Conduct standalone performance assessments to measure detection accuracy and generalizability.
Compare new devices to predicate devices whenever possible, using consistent datasets and methodologies.
Develop and submit user training materials that address expected device performance, limitations, and appropriate usage scenarios.
Provide comprehensive labeling, including indications for use, directions, warnings, precautions, and performance metrics, to ensure clinician understanding and appropriate application.

Regulatory Considerations
All CADe devices under 21 CFR 892.2050 must comply with 510(k) premarket notification requirements, including general and special controls.

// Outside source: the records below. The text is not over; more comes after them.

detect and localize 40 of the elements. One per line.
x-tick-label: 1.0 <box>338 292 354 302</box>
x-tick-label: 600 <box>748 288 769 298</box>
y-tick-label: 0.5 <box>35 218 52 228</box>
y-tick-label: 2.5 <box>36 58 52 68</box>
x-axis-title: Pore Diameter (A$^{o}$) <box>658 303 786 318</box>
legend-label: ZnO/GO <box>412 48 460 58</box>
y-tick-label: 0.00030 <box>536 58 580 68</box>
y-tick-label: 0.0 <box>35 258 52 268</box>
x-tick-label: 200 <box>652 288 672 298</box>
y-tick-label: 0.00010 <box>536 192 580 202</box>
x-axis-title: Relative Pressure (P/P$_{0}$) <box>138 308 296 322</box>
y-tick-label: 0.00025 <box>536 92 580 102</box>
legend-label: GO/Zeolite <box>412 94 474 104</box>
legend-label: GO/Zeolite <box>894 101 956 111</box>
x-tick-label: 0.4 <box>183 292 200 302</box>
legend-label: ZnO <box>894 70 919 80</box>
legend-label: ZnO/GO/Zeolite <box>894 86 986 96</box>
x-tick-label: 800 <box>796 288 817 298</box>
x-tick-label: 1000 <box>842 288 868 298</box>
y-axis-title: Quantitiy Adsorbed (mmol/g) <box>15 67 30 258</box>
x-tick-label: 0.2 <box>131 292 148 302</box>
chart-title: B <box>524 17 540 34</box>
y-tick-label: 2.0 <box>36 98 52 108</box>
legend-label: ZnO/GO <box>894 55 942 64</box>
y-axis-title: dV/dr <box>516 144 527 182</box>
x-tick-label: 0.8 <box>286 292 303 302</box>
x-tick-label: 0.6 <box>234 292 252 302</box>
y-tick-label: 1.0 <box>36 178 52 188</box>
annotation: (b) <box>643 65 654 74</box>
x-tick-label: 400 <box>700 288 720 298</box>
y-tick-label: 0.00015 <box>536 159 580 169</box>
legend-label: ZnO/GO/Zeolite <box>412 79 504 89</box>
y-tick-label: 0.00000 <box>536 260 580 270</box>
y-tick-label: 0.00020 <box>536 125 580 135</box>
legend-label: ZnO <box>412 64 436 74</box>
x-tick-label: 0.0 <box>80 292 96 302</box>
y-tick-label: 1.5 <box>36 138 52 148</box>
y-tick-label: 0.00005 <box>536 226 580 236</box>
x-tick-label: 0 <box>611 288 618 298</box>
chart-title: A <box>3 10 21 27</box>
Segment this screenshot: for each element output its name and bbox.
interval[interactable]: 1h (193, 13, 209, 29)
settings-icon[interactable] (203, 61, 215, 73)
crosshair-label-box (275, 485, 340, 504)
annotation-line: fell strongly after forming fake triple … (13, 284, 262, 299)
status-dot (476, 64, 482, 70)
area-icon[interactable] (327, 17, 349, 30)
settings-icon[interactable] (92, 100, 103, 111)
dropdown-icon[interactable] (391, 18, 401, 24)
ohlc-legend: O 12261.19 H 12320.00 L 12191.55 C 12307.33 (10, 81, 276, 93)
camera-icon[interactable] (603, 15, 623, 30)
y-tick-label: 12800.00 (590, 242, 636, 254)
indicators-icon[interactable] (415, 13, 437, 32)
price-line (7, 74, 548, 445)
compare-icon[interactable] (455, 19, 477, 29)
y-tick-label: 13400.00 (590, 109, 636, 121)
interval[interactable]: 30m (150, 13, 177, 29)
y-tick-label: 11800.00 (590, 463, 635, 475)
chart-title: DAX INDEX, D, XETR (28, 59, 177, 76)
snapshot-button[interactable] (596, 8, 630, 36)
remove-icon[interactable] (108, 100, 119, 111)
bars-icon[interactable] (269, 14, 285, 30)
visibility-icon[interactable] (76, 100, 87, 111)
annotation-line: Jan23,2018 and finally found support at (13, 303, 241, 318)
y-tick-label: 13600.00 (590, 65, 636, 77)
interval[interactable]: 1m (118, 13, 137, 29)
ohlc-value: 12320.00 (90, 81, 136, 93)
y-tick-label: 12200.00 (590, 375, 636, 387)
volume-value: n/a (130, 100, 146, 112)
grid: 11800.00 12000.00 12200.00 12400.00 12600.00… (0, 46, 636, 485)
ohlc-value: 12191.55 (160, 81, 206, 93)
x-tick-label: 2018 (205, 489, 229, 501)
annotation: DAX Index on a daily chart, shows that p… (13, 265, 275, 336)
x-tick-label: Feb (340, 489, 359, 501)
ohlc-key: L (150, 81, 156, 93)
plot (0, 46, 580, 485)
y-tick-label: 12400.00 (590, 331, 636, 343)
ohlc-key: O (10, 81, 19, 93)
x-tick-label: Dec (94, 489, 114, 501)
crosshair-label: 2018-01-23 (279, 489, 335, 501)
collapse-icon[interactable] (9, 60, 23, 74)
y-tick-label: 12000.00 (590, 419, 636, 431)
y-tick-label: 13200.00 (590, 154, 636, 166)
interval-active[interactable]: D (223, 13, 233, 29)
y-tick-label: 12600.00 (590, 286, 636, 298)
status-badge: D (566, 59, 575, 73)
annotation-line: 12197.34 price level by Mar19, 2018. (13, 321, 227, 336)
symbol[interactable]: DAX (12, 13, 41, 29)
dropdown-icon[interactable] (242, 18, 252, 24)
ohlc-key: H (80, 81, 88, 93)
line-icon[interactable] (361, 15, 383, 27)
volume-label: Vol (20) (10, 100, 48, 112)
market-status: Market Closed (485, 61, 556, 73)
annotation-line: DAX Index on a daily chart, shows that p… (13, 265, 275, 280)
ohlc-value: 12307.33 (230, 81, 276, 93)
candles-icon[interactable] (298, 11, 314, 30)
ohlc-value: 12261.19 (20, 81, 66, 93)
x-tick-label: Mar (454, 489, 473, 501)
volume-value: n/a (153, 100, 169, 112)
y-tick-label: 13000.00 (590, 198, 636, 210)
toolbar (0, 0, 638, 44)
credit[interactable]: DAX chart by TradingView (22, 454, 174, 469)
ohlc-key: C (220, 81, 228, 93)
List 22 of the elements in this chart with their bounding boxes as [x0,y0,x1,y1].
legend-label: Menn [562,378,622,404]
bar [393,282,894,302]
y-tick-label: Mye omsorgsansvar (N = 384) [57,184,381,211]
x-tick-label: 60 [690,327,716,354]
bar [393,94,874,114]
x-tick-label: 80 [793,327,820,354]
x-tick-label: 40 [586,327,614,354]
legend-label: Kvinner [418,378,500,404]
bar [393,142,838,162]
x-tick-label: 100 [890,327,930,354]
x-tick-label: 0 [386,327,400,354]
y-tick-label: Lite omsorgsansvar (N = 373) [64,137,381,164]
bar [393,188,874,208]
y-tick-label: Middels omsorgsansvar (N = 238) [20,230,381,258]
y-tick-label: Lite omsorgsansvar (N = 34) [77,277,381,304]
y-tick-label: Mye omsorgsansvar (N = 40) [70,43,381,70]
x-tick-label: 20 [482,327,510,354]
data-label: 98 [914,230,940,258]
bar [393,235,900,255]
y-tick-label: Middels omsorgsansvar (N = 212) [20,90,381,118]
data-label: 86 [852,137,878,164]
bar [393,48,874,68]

Changes to CADe algorithms or device characteristics must be evaluated for significant impact on safety and effectiveness, potentially requiring new submissions.
Devices with altered indications for use or significant technological differences may need additional clinical performance studies to demonstrate substantial equivalence.
Labeling must comply with 21 CFR Part 801 and provide sufficient information to describe the device, its intended use, and directions for use.
Manufacturers should consult FDA for guidance on substantial modifications or unique device characteristics.